WASHINGTON — Measures of exhaled nitric oxide levels may add another dimension to the evaluation of asthma, based on data from a study presented at the annual meeting of the American Academy of Allergy, Asthma, and Immunology.
Fractional exhaled nitric oxide (FeNO) may be “a surrogate marker for airway inflammation,” Dr. Brian C. Schroer of the Cleveland Clinic said in an interview. Neither the Asthma Control Test (ACT) nor spirometry evaluate airway inflammation.
Dr. Schroer and his colleagues reviewed charts from the asthma-related medical visits of 139 adults, all of whom concurrently completed the ACT, FeNO, and spirometry tests. Approximately 66% of the patients were female, and 78% were white. The study excluded smokers and patients with concomitant conditions including chronic obstructive pulmonary disease, cystic fibrosis, and hypereosinophilic syndrome.
Overall, the average FeNO score was 30.8 parts per billion (ppb), the average ACT score was 19.2, the average forced expiratory volume in 1 second (FEV1) score was 86.5%, and the average FEV1/forced vital capacity (FVC) score was 87.4%. Scatter plots showed no correlation between FeNO and either ACT or spirometry measures.

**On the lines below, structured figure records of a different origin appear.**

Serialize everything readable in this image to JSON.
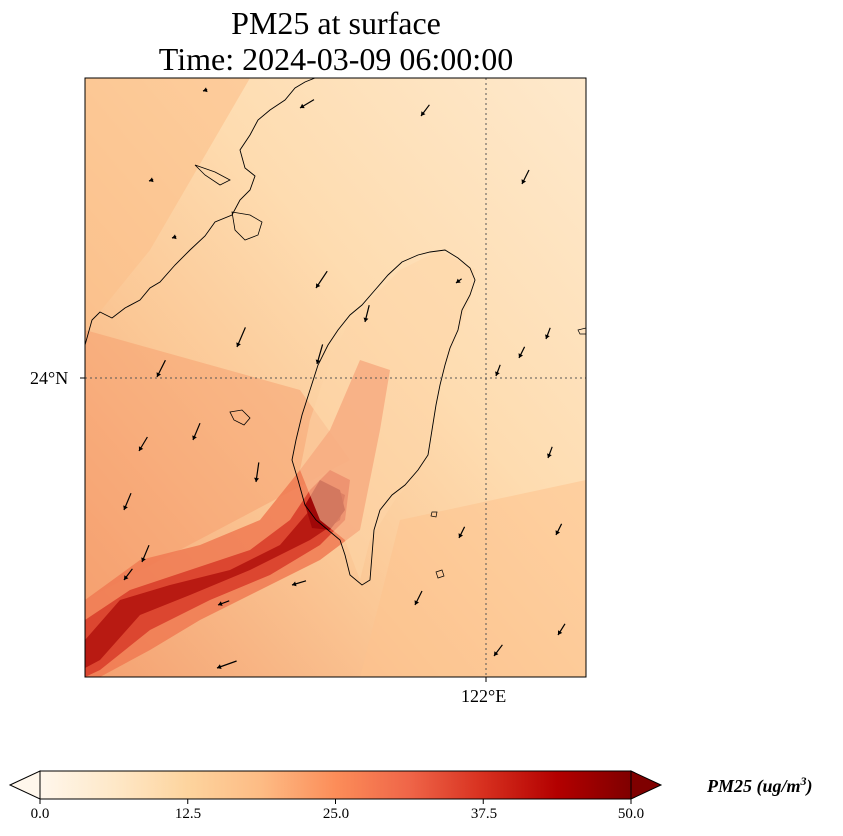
{
  "title": {
    "line1": "PM25 at surface",
    "line2": "Time: 2024-03-09 06:00:00"
  },
  "axes": {
    "lat_label": "24°N",
    "lon_label": "122°E"
  },
  "colorbar": {
    "label_main": "PM25 (ug/m",
    "label_sup": "3",
    "label_close": ")",
    "ticks": [
      "0.0",
      "12.5",
      "25.0",
      "37.5",
      "50.0"
    ],
    "min": 0,
    "max": 50,
    "colormap": "OrRd",
    "colors": [
      "#fff7ec",
      "#fee8c8",
      "#fdd49e",
      "#fdbb84",
      "#fc8d59",
      "#ef6548",
      "#d7301f",
      "#b30000",
      "#7f0000"
    ]
  },
  "map": {
    "coastline_color": "#000000",
    "gridline_color": "#555555",
    "wind_arrow_color": "#000000"
  }
}
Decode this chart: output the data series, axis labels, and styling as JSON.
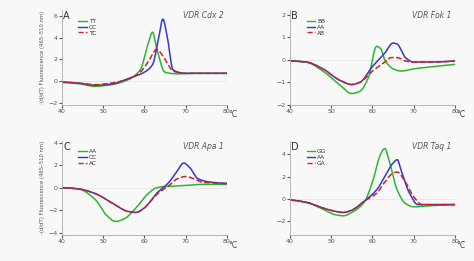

Dr. Schroer said that he was initially surprised by the finding that inflammation was not increased in patients whose ACT scores were either decreased or normal. But the ACT doesn't take airway inflammation into account, and spirometry measures only airway hyperresponsiveness, he said, “so it doesn't surprise me in the long run that the airway inflammation isn't correlated with these other measurements of asthma control.”
The lack of correlation held true when the patients were divided into four groups based on asthma severity.
The study was supported by the William O. Wagner, M.D., Research and Education Fund. Dr. Schroer had no financial conflicts to disclose.